Both Nora and Arthur choked on a scandalous gasp .


The day was waning. It was just the quartz when the boundary between the day and the night blurred into one another in a bruise of purples and blues. The last pastel of colours shafting through the trees would have made a lover of nature swoon; in a word, no, a feeling, it encapsulated komorebi.
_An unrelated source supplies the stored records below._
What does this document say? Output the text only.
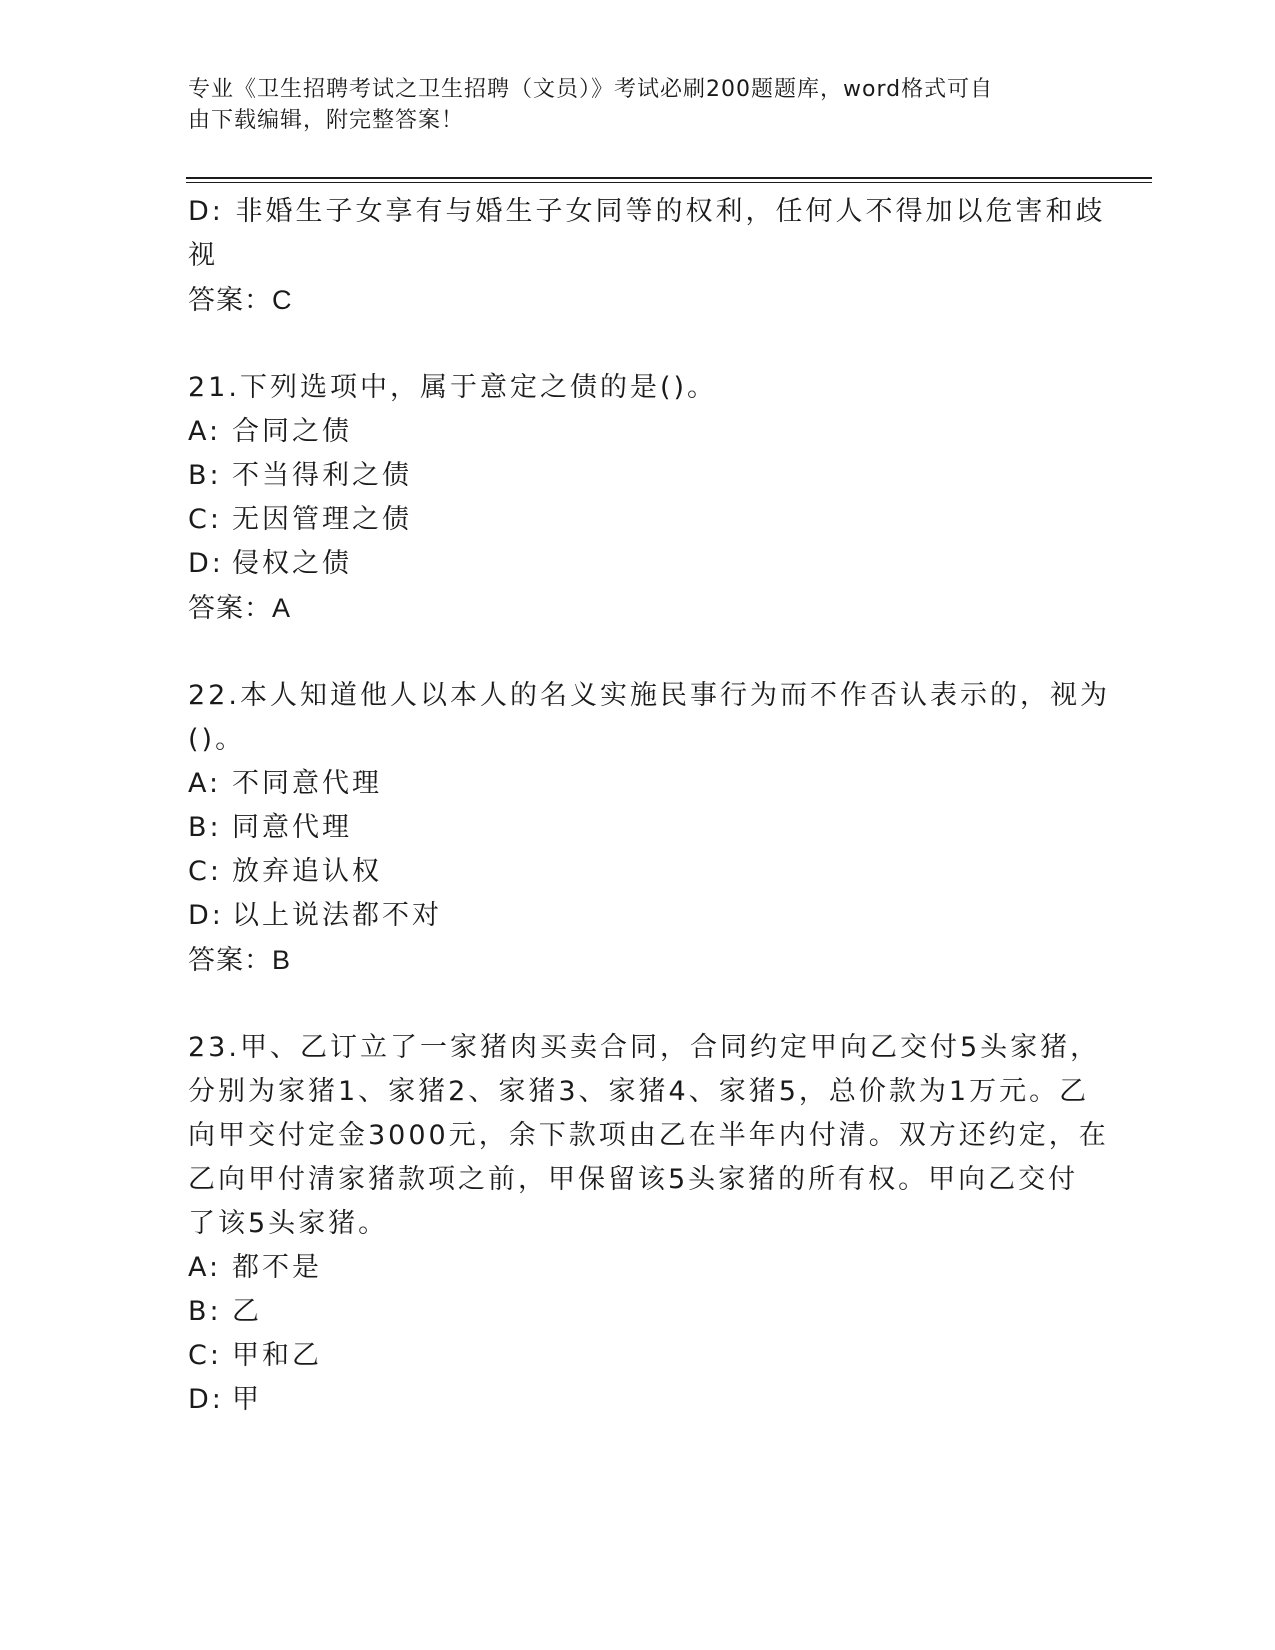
专业《卫生招聘考试之卫生招聘（文员）》考试必刷200题题库，word格式可自
由下载编辑，附完整答案！
D: 非婚生子女享有与婚生子女同等的权利，任何人不得加以危害和歧
视
答案：C
21.下列选项中，属于意定之债的是()。
A: 合同之债
B: 不当得利之债
C: 无因管理之债
D: 侵权之债
答案：A
22.本人知道他人以本人的名义实施民事行为而不作否认表示的，视为
()。
A: 不同意代理
B: 同意代理
C: 放弃追认权
D: 以上说法都不对
答案：B
23.甲、乙订立了一家猪肉买卖合同，合同约定甲向乙交付5头家猪，
分别为家猪1、家猪2、家猪3、家猪4、家猪5，总价款为1万元。乙
向甲交付定金3000元，余下款项由乙在半年内付清。双方还约定，在
乙向甲付清家猪款项之前，甲保留该5头家猪的所有权。甲向乙交付
了该5头家猪。
A: 都不是
B: 乙
C: 甲和乙
D: 甲
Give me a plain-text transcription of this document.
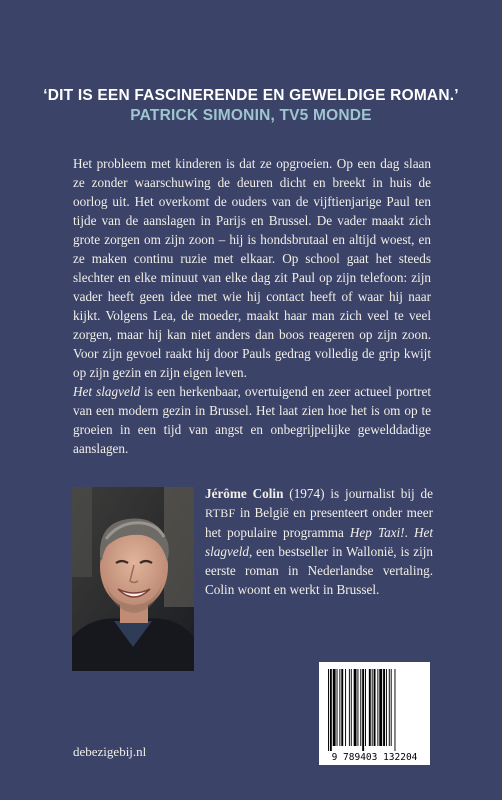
‘DIT IS EEN FASCINERENDE EN GEWELDIGE ROMAN.’
PATRICK SIMONIN, TV5 MONDE

Het probleem met kinderen is dat ze opgroeien. Op een dag slaan ze zonder waarschuwing de deuren dicht en breekt in huis de oorlog uit. Het overkomt de ouders van de vijftienjarige Paul ten tijde van de aanslagen in Parijs en Brussel. De vader maakt zich grote zorgen om zijn zoon – hij is hondsbrutaal en altijd woest, en ze maken continu ruzie met elkaar. Op school gaat het steeds slechter en elke minuut van elke dag zit Paul op zijn telefoon: zijn vader heeft geen idee met wie hij contact heeft of waar hij naar kijkt. Volgens Lea, de moeder, maakt haar man zich veel te veel zorgen, maar hij kan niet anders dan boos reageren op zijn zoon. Voor zijn gevoel raakt hij door Pauls gedrag volledig de grip kwijt op zijn gezin en zijn eigen leven.

Het slagveld is een herkenbaar, overtuigend en zeer actueel portret van een modern gezin in Brussel. Het laat zien hoe het is om op te groeien in een tijd van angst en onbegrijpelijke gewelddadige aanslagen.

Jérôme Colin (1974) is journalist bij de RTBF in België en presenteert onder meer het populaire programma Hep Taxi!. Het slagveld, een bestseller in Wallonië, is zijn eerste roman in Nederlandse vertaling. Colin woont en werkt in Brussel.
9 789403 132204
debezigebij.nl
Such a time evoked introspections of the day’s events as the sun went down for many souls that toiled during the day. It was also a time when the veil between life and quietus was so thin that it took little to slip into either side if you had the magic and inclination for it. For those that haunted the darker half of the day, it was the beginning of work.

For the maiden drifting on the edge of unconsciousness, life’s candle burnt low sapped by the cold that ate away at her vitality and chilled life’s breath in her aching jaws. Long she had lay on the frigid, damp floor of the dungeon; wherever help was to be found, it would be running too close to call.

At the same time, on the other side of the faerie gate, several people said their parting words.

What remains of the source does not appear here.